Incumbency Trumps in DC and Maryland

Amid light turnout, voters stick with the status quo

As with District residents writ large, D.C.’s LGBT community shouldn’t expect any major changes in its collective relationship with the city’s elected officials.

With results nearly wrapped, but not yet official, April 3’s primary elections saw five of the 12 sitting councilmembers certain to or poised to advance to the November general election, with Councilmembers Jack Evans (D-Ward 2), Muriel Bowser (D-Ward 4) and Marion Barry (D-Ward 8) winning outright majorities, Councilmember Yvette Alexander (D-Ward 7) winning a plurality of votes, and Councilmember Vincent Orange (D-At-Large) holding onto a 543-vote lead over former Councilmember Sekou Biddle into the early morning hours of April 4. With D.C.’s overwhelmingly Democratic majority, the Democratic primary serves as the de facto election for those seats.

Orange and Biddle

Orange and Biddle

Evans, running unopposed, has a long record of advocacy on behalf of the LGBT community and received 80 percent of Democratic primary votes. He was one of five candidates endorsed by the Gertrude Stein Democratic Club, and received an 8.5 rating, on a scale of -10 to 10, from the Gay and Lesbian Activists Alliance (GLAA) of Washington, which rates but does not endorse candidates.

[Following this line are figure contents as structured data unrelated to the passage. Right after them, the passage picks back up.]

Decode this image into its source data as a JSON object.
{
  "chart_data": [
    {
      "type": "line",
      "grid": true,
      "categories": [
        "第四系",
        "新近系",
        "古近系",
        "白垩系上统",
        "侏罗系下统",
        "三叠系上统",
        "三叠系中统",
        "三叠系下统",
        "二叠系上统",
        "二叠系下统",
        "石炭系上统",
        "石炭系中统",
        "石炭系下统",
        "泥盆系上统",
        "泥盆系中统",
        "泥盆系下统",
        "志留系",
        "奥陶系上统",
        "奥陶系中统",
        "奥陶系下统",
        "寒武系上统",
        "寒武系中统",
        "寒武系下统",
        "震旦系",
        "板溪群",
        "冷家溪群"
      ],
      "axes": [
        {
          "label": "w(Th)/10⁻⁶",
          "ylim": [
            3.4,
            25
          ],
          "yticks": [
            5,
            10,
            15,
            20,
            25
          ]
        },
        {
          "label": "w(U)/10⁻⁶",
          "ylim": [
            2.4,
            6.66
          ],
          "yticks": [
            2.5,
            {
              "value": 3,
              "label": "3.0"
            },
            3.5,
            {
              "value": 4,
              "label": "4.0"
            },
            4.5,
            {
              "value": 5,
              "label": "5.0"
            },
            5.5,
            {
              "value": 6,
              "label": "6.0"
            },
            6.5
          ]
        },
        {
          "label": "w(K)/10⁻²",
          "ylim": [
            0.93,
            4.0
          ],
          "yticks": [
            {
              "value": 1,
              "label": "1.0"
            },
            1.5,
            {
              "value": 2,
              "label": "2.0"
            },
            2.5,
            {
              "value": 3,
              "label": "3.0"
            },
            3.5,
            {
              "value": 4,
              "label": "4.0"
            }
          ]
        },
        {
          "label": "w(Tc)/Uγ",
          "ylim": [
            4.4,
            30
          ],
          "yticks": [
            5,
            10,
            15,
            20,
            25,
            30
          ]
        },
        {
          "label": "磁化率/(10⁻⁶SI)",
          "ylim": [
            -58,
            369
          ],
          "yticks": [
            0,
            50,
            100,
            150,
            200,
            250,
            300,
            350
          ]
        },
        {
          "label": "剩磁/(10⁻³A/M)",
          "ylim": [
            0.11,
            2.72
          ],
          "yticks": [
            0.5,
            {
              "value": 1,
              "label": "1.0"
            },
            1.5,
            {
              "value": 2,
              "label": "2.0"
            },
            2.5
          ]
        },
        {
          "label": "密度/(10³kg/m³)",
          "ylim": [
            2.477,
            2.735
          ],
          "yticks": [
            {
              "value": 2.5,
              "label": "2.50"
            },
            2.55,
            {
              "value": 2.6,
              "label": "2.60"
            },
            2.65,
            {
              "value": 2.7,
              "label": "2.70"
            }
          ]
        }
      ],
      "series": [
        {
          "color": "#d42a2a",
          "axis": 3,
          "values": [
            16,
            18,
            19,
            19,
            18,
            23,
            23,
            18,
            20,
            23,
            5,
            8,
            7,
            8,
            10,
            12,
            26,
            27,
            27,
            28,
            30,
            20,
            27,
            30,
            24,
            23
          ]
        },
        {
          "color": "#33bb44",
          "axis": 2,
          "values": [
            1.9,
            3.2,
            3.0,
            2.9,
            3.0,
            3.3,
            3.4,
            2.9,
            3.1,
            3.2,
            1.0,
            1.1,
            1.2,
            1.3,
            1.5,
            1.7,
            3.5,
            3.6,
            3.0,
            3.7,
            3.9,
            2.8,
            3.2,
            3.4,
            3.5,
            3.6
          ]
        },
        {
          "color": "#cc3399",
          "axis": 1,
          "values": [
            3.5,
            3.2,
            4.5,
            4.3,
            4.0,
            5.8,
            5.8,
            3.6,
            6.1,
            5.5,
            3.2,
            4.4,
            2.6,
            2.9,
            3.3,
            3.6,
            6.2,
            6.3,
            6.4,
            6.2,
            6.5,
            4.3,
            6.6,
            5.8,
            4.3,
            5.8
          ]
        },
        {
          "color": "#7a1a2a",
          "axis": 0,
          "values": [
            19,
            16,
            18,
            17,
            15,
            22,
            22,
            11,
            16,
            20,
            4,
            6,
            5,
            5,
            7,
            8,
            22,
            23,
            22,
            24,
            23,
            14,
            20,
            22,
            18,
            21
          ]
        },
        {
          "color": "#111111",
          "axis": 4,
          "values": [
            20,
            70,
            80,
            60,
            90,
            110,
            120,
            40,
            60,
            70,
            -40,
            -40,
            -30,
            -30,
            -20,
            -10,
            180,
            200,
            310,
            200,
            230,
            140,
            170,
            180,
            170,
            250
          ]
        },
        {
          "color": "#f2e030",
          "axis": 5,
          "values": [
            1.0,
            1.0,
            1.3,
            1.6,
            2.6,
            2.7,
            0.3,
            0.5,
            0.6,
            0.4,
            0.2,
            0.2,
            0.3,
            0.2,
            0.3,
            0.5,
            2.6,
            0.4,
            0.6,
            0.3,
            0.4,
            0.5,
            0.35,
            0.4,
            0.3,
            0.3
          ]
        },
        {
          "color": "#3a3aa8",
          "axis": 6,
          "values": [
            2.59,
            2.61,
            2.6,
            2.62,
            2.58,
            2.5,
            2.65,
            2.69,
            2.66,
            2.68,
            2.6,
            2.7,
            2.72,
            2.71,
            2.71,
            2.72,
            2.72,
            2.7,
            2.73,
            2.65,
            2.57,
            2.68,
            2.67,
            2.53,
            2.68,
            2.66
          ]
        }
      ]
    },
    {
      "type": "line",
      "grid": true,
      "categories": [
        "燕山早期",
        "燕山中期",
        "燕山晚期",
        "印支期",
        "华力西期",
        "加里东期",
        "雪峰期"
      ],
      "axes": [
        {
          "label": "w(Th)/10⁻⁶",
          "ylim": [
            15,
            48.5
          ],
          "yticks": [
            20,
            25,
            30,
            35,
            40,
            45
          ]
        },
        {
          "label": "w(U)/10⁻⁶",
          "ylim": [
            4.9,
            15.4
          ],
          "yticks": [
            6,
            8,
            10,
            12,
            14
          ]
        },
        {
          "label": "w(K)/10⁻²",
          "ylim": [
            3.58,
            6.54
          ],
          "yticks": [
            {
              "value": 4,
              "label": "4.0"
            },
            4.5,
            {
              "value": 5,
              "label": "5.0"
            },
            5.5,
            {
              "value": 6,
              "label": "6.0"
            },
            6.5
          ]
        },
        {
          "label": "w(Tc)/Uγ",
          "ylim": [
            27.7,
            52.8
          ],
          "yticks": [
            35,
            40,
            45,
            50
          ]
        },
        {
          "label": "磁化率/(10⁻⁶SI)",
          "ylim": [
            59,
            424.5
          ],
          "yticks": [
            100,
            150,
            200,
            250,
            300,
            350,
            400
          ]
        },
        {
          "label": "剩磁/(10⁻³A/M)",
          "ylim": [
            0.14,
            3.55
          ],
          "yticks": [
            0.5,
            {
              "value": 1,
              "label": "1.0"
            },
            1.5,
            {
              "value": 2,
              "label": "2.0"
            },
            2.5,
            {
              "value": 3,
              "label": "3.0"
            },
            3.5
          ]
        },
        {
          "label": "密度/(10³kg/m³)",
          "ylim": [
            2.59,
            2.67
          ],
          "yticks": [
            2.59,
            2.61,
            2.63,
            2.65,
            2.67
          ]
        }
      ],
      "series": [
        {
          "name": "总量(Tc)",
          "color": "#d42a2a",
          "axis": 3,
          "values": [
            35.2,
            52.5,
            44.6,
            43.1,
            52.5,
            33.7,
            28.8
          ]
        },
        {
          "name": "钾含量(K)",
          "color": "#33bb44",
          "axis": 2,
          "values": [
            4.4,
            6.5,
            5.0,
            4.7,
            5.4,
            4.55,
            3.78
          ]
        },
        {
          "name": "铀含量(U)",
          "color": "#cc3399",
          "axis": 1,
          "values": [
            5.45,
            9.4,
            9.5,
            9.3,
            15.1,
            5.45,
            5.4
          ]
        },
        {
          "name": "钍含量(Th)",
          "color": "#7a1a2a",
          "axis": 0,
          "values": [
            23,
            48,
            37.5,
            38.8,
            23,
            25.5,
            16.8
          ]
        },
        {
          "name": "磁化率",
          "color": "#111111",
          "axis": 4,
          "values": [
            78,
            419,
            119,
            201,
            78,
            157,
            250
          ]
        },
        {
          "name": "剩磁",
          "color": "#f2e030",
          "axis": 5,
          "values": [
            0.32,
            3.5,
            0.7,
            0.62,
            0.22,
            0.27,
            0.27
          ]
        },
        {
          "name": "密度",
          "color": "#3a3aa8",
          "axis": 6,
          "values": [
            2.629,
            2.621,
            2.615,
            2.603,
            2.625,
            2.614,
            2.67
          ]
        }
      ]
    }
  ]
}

According to results from the D.C. Board of Elections and Ethics, Bowser, another one of the candidates endorsed by the Stein Club, received 65 percent of the vote, 42 points ahead of her nearest challenger. Bowser earned a rating of 6.5 from the GLAA.

Longtime LGBT ally Del. Eleanor Holmes Norton (D), another Stein endorsee, easily won her party’s nomination for re-election to Congress, and Stein endorsee Nate Bennett-Fleming ran unopposed for the District’s ”shadow” representative.

But in some races, incumbency worked against the LGBT community.

In Ward 7, Alexander earned just under 42 percent of the vote in a six-candidate field, but her two top opponents, Tom Brown and Kevin B. Chavous, split the anti-Alexander vote to earn 22 and 21 percent, respectively. Another 10 percent went to William ”Rev. Bill” Bennett II. Brown was the sole non-incumbent endorsed by the Stein Club. He and Chavous tied for the top rating from GLAA in the Ward 7 race, with each earning 3.5. Alexander, meanwhile, earned a -3.5 from the GLAA. Bennett earned a -1.

In Ward 8, Barry matched Alexander for GLAA’s lowest rating given in any race, -3.5. But he won more than 72 percent of the vote against three challengers with stronger GLAA ratings: Jacque Patterson, 2.5; Sandra ”S.S.” Seegars, 5.5; and Darrell Danny Gaston, 4. Because no candidate received 60 percent of votes of Stein Club members, no endorsement was issued in the Ward 8 race.

In the city’s heated At-Large Democratic primary race, voters had four choices: incumbent Councilmember Vincent Orange; interim Councilmember Sekou Biddle; former Prince George’s County Councilmember Peter Shapiro; and E. Gail Anderson Holness. While Biddle and Shapiro earned GLAA ratings of 5.5, compared to -1.5 for Holness and .5 for Orange, it was Orange who seemed to carry the day with huge margins in Wards 5, 7 and 8.